The public continued to devote modest attention to the U.S. military effort in Afghanistan. About a quarter (24%) say they followed Afghanistan news very closely, while 10% name this their top story. Despite relatively limited interest, Afghanistan was the media’s second biggest story of the week, filling 13% of the newshole.

Few paid close attention to the World Series or news about political instability in Pakistan. Some 16% say they paid very close attention to each of these stories; 8% name the World Series as their top story, 2% news about Pakistan.

Not surprisingly, interest in the baseball championship series between the New York Yankees and the Philadelphia Phillies attracted the greatest interest in the northeast. About a quarter (26%) in the northeast say they followed the World Series very closely last week, compared with no more than 15% in any other region.

These findings are based on the most recent installment of the weekly News Interest Index, an ongoing project of the Pew Research Center for the People & the Press. The index, building on the Center’s longstanding research into public attentiveness to major news stories, examines news interest as it relates to the news media’s coverage. The weekly survey is conducted in conjunction with The Project for Excellence in Journalism’s News Coverage Index, which monitors the news reported by major newspaper, television, radio and online news outlets on an ongoing basis. In the most recent week, data relating to news coverage were collected from October 26-November 1, 2009 and survey data measuring public interest in the top news stories of the week were collected October 30-November 2, 2009 from a nationally representative sample of 1,001 adults.

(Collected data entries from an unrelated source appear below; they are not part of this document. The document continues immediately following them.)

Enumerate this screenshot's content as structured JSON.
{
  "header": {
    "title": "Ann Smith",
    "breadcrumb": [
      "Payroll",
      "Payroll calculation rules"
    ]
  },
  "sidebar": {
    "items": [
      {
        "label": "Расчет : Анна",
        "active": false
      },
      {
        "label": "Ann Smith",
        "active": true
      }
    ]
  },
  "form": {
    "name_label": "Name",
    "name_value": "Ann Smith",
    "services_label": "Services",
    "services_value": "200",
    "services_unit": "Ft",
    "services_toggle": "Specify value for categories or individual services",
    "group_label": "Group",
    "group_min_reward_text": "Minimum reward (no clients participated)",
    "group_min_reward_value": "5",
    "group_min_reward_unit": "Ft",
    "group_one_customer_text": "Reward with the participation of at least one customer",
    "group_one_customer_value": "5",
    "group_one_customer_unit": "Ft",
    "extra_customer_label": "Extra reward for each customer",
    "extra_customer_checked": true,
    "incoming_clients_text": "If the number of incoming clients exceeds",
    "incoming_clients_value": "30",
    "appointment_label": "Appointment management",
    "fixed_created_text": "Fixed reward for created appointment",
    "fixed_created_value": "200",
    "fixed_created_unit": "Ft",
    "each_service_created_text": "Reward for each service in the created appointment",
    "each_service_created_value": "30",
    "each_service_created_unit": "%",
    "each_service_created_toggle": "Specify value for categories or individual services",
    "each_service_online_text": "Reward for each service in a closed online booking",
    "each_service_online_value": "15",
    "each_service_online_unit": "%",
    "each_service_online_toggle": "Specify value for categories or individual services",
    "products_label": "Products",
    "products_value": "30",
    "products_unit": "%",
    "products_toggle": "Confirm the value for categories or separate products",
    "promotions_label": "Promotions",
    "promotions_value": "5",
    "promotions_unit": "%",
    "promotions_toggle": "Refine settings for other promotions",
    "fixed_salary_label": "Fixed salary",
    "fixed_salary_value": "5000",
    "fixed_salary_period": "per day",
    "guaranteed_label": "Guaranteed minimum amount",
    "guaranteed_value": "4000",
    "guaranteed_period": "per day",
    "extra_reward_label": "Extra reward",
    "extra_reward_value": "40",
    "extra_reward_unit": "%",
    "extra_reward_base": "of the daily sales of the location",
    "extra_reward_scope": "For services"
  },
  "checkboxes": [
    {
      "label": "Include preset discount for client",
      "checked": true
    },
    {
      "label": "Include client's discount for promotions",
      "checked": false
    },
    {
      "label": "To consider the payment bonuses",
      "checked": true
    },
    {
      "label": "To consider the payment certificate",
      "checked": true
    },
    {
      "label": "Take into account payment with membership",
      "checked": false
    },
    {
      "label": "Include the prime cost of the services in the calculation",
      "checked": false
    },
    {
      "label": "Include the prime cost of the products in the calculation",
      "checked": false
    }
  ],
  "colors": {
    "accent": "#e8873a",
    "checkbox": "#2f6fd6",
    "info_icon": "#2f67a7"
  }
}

About the News Interest Index

The News Interest Index is a weekly survey conducted by the Pew Research Center for the People & the Press aimed at gauging the public’s interest in and reaction to major news events.

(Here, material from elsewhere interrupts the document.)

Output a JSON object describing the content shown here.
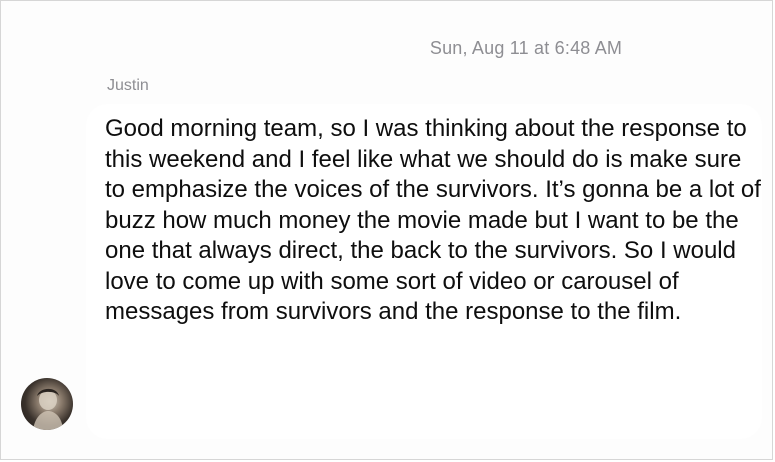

This project has been undertaken in conjunction with the Project for Excellence in Journalism’s News Coverage Index, an ongoing content analysis of the news. The News Coverage Index catalogues the news from top news organizations across five major sectors of the media: newspapers, network television, cable television, radio and the internet. Each week (from Monday through Sunday) PEJ compiles this data to identify the top stories for the week. The News Interest Index survey collects data from Friday through Monday to gauge public interest in the most covered stories of the week.

Results for the weekly surveys are based on landline telephone interviews among a nationwide sample of approximately 1,000 adults, 18 years of age or older, conducted under the direction of ORC (Opinion Research Corporation). For results based on the total sample, one can say with 95% confidence that the error attributable to sampling is plus
or minus 4 percentage points.

In addition to sampling error, one should bear in mind that question wording and practical difficulties in conducting surveys can introduce error or bias into the findings of opinion polls, and that results based on subgroups will have larger margins of error.